Bei weniger als einer Million Spermien gilt Mann als zeugungsunfähig

Nach maximal 26 Wochen war der Spermiengehalt bei fast allen Probanden auf weniger als eine Million Spermien pro Milliliter Ejakulat gesunken - damit gilt ein Mann als nahezu zeugungsunfähig. Denn die Wahrscheinlichkeit, dass eine Samenzelle eine Eizelle befruchtet, liegt bei 1 zu 500 Millionen. Erst wenn ein Mann pro Milliliter Ejakulat 15 Millionen Spermien produziert, gilt er laut WHO als zeugungsfähig.

In einer zweiten Phase der Studie verhüteten die Paare nur noch mit den Hormonspritzen. Tatsächlich wurden innerhalb von 56 Wochen nur vier Frauen schwanger. Das entspricht einer Quote von 1,57 Prozent. Das ist zwar weniger sicher als die Pille, dennoch werten die Forscher die Methode als zuverlässig. Zum Vergleich: Die Pille schützt bei richtiger Anwendung in mehr als 99 Prozent der Fälle vor einer Schwangerschaft - zum Teil liegt die Sicherheit sogar bei 99,9 Prozent.

VERHÜTUNGS-QUIZ

Akne, Schmerzen, Depressionen

Die Injektionen hatten jedoch einen deutlichen Nachteil: Viele Probanden klagten über Nebenwirkungen.

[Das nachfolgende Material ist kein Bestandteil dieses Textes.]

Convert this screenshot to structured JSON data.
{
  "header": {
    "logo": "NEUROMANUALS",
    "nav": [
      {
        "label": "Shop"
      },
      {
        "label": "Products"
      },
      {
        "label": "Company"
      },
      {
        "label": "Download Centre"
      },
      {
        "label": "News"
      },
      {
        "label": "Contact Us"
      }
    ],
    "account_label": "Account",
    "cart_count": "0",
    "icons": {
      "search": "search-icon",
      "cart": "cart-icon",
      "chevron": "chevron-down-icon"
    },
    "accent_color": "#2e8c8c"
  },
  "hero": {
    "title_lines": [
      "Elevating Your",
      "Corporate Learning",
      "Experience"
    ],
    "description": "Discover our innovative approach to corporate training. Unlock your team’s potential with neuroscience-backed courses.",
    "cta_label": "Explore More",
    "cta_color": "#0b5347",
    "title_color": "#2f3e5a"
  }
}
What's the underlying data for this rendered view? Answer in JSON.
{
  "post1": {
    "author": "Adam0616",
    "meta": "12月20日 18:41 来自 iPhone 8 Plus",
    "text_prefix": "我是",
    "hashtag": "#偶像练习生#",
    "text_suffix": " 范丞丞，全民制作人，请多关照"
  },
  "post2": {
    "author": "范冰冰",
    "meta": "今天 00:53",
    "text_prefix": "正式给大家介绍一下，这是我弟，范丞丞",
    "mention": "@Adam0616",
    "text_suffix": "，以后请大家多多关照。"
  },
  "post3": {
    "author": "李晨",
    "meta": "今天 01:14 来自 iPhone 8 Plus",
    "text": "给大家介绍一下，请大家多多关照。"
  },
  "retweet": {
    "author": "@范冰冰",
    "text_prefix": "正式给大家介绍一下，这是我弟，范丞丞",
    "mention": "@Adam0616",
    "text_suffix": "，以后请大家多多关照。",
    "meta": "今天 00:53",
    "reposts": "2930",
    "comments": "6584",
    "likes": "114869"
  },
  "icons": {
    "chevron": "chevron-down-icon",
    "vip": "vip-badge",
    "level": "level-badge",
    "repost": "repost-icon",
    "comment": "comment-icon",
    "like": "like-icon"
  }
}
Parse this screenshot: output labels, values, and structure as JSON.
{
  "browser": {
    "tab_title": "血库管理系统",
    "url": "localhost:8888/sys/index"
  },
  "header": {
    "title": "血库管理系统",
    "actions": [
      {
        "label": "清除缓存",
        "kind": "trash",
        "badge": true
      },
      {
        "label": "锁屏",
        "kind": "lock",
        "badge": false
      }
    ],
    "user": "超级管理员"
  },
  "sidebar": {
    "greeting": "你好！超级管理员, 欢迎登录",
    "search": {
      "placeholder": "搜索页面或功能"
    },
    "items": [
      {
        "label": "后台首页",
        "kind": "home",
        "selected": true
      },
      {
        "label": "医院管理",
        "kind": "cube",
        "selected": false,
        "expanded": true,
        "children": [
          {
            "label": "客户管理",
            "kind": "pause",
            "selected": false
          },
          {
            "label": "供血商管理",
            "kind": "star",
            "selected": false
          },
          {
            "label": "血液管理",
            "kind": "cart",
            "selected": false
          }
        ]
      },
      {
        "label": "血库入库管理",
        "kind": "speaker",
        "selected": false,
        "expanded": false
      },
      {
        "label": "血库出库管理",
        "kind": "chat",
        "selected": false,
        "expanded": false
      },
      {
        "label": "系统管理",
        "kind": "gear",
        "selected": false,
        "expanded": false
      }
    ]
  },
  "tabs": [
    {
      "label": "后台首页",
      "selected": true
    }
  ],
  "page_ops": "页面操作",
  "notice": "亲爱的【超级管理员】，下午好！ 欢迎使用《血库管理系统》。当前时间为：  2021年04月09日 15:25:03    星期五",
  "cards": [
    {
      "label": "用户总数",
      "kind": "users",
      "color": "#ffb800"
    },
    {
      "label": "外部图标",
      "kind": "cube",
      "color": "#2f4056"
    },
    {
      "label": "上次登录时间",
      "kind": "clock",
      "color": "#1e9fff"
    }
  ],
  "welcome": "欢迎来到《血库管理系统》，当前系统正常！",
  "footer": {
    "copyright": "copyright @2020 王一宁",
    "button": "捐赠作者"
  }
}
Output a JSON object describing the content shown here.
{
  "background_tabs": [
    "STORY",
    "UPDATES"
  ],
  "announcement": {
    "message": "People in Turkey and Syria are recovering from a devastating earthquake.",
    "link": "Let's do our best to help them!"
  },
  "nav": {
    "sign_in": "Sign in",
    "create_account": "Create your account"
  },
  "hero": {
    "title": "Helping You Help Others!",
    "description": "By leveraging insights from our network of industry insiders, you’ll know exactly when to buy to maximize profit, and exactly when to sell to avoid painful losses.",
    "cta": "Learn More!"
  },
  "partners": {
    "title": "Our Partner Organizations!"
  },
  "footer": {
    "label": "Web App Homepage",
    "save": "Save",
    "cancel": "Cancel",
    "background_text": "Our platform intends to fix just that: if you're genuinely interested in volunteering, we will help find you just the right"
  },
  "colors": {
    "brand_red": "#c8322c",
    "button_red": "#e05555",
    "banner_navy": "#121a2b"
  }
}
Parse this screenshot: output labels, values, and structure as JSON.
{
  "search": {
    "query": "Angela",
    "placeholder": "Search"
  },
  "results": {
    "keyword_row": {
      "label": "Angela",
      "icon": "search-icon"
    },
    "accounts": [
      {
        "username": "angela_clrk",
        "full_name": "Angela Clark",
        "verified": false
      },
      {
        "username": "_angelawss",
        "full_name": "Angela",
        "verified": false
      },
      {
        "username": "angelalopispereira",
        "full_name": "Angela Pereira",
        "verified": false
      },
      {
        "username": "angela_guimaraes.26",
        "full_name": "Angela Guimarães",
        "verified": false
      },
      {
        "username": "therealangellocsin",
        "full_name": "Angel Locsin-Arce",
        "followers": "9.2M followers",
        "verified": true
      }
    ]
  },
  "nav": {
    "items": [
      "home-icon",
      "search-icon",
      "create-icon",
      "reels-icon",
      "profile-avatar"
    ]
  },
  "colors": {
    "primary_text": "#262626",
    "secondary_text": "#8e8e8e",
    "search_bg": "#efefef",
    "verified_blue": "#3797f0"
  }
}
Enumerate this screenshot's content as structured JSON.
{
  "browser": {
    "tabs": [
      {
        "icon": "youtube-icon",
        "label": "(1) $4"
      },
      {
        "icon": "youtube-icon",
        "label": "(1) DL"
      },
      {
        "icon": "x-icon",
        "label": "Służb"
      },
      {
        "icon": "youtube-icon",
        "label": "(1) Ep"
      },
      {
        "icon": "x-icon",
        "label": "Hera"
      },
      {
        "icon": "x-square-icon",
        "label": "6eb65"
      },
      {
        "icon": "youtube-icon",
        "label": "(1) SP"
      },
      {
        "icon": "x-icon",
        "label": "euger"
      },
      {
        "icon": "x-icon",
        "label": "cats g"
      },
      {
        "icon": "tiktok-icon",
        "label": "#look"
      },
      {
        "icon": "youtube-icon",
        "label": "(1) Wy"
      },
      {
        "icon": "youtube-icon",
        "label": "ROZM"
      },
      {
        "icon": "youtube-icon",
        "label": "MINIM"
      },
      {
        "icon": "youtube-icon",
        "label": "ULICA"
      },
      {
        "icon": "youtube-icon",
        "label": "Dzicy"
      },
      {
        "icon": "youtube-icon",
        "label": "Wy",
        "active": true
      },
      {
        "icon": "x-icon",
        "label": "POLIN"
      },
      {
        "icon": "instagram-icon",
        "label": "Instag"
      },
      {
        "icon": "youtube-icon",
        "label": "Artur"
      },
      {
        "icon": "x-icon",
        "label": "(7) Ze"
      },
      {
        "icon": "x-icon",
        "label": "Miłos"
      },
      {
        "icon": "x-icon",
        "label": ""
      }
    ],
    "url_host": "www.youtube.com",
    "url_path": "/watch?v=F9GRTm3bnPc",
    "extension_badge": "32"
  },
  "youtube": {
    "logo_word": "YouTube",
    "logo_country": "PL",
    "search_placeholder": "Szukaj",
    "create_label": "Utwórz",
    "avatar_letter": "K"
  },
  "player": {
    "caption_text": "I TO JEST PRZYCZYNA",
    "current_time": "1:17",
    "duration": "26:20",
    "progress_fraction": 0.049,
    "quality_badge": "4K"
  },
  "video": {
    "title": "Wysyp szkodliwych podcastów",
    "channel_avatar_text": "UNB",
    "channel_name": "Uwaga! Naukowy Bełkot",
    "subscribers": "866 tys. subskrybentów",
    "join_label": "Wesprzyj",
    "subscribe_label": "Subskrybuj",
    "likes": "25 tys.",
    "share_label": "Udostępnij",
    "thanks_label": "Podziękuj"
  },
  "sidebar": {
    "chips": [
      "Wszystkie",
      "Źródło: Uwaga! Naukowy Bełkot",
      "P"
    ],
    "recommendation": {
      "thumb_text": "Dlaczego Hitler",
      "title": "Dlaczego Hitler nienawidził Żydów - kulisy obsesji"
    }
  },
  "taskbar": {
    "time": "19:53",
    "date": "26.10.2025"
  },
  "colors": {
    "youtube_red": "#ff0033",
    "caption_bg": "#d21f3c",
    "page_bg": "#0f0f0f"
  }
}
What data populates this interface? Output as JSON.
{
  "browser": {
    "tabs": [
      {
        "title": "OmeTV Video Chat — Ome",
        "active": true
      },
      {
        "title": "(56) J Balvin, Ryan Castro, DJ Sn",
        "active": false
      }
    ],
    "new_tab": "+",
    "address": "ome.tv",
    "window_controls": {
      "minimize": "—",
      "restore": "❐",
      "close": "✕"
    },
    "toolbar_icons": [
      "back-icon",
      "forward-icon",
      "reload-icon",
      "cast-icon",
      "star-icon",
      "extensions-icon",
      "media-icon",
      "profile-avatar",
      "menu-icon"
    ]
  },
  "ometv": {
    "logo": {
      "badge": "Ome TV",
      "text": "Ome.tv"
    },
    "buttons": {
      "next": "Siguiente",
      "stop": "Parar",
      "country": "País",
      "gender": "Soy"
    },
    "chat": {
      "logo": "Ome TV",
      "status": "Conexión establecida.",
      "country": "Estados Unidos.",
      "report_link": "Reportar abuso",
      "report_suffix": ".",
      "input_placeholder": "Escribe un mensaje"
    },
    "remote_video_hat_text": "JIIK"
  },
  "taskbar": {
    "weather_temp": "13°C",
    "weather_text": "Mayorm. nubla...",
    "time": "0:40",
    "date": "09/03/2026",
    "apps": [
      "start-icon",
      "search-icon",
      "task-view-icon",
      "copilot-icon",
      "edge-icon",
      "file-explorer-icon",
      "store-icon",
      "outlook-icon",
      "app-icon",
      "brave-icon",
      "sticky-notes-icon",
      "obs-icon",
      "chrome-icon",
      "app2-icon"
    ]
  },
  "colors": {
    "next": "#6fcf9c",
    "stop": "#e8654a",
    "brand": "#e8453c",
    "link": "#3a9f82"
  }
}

Fast die Hälfte litt an Akne, hinzu kamen Schmerzen an der Einstichstelle, eine gesteigerte oder verminderte Libido, Kopfweh, Muskelschmerzen und Gewichtszunahme, um nur einige Symptome zu nennen.

16,9 Prozent der Studienteilnehmer litten zudem unter emotionalen Veränderungen, fast drei Prozent fühlten sich depressiv. Ein Studienteilnehmer nahm sich das Leben. "Das hat uns alle sehr getroffen, aber die Familie des Mannes hat uns versichert, dass sein Suizid nichts mit der Studie zu tun hatte", so Colvard. Bei einem weiteren Teilnehmer trat eine schwere Depression auf, die möglicherweise von den Medikamenten ausgelöst worden war.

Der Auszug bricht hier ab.